Artesian Future Technology LLC
- Type: Limited liability company
- Industry: Computer hardware
- Founded: 2017; 9 years ago
- Defunct: 2022
- Fate: Bankrupt
- Headquarters: San Francisco, California
- Key people: Noah Katz (CEO)
- Products: Gaming PCs
- Website: http://www.artesianbuilds.com (archived)

= Artesian Builds =

Defunct American custom PC manufacturing company

Artesian Future Technology LLC, doing business as Artesian Builds, was an American custom PC manufacturing company.

==History==
Artesian Builds was founded as Artesian Future Technologies in 2017 by Noah Katz to sell cryptocurrency mining rigs. Katz's other business venture was an Etsy store selling custom cosplay armor founded in 2015. Artesian Future Technologies was rebranded in 2020 as Artesian Builds to a custom high-end PC gaming manufacturer. Artesian would build PCs live on Twitch.

==Controversy==
On March 1, 2022, Artesian held a Twitch live stream where it held sweepstakes to give away a PC. A streamer, Kiapiaa, won the giveaway, but Katz refused to give her the PC, claiming that she did not meet the requirements to be an "ambassador" because she didn't have a big enough social media following.
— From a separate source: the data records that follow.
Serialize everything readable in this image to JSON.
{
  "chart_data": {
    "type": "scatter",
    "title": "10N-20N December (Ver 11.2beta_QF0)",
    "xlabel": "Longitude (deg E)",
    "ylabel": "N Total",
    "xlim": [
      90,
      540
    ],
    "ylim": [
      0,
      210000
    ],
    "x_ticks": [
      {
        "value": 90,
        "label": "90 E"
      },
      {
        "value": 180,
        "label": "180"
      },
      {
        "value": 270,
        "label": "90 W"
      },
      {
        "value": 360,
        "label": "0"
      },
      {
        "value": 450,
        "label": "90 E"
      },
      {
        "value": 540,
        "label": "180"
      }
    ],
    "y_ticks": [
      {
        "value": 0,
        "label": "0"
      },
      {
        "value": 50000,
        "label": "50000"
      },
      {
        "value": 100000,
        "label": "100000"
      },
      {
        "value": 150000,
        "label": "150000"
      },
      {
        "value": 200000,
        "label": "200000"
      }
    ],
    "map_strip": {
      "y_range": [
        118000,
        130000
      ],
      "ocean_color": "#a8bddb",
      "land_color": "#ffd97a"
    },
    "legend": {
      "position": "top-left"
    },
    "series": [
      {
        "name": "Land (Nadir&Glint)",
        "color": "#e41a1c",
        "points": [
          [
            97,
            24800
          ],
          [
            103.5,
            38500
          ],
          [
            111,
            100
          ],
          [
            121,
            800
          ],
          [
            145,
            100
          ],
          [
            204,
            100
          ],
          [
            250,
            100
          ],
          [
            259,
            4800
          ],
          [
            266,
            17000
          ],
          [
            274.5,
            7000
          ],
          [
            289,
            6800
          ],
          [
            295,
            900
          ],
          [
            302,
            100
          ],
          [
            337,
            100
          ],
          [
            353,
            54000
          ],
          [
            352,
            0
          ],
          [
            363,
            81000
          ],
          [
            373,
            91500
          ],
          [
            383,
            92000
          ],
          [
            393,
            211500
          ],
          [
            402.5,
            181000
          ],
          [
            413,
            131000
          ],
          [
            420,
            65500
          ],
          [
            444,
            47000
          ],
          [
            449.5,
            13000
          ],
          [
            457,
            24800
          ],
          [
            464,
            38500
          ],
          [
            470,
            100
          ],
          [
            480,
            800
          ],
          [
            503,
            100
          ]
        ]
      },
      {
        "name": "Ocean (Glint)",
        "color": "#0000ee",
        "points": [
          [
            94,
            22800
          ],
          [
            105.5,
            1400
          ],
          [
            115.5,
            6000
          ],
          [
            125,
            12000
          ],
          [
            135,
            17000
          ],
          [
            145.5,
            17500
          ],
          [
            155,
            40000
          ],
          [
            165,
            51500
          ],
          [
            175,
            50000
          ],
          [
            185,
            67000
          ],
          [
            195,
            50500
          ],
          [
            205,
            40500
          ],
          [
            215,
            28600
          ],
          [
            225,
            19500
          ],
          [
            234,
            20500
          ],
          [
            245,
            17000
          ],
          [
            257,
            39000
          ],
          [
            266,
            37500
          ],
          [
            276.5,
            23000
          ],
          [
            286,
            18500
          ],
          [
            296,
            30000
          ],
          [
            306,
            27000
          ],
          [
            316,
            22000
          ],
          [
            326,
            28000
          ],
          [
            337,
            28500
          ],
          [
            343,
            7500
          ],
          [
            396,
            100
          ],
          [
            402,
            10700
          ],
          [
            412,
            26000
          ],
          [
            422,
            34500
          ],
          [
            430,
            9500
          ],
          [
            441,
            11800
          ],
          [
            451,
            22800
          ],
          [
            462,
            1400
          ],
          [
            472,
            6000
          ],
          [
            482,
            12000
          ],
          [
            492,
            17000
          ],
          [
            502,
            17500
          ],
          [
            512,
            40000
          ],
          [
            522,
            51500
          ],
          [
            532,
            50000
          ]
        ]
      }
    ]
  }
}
Katz proceeded to reroll the sweepstakes. The decision caused an immediate uproar, with the company apologizing.

==Bankruptcy and aftermath==
On March 9, 2022, Artesian announced that it suspended all of its activities. On June 18, 2022, Artesian announced that it was holding a bankruptcy auction to sell off its assets. The assets sold in the auction included PC components, PCs, and GPUs.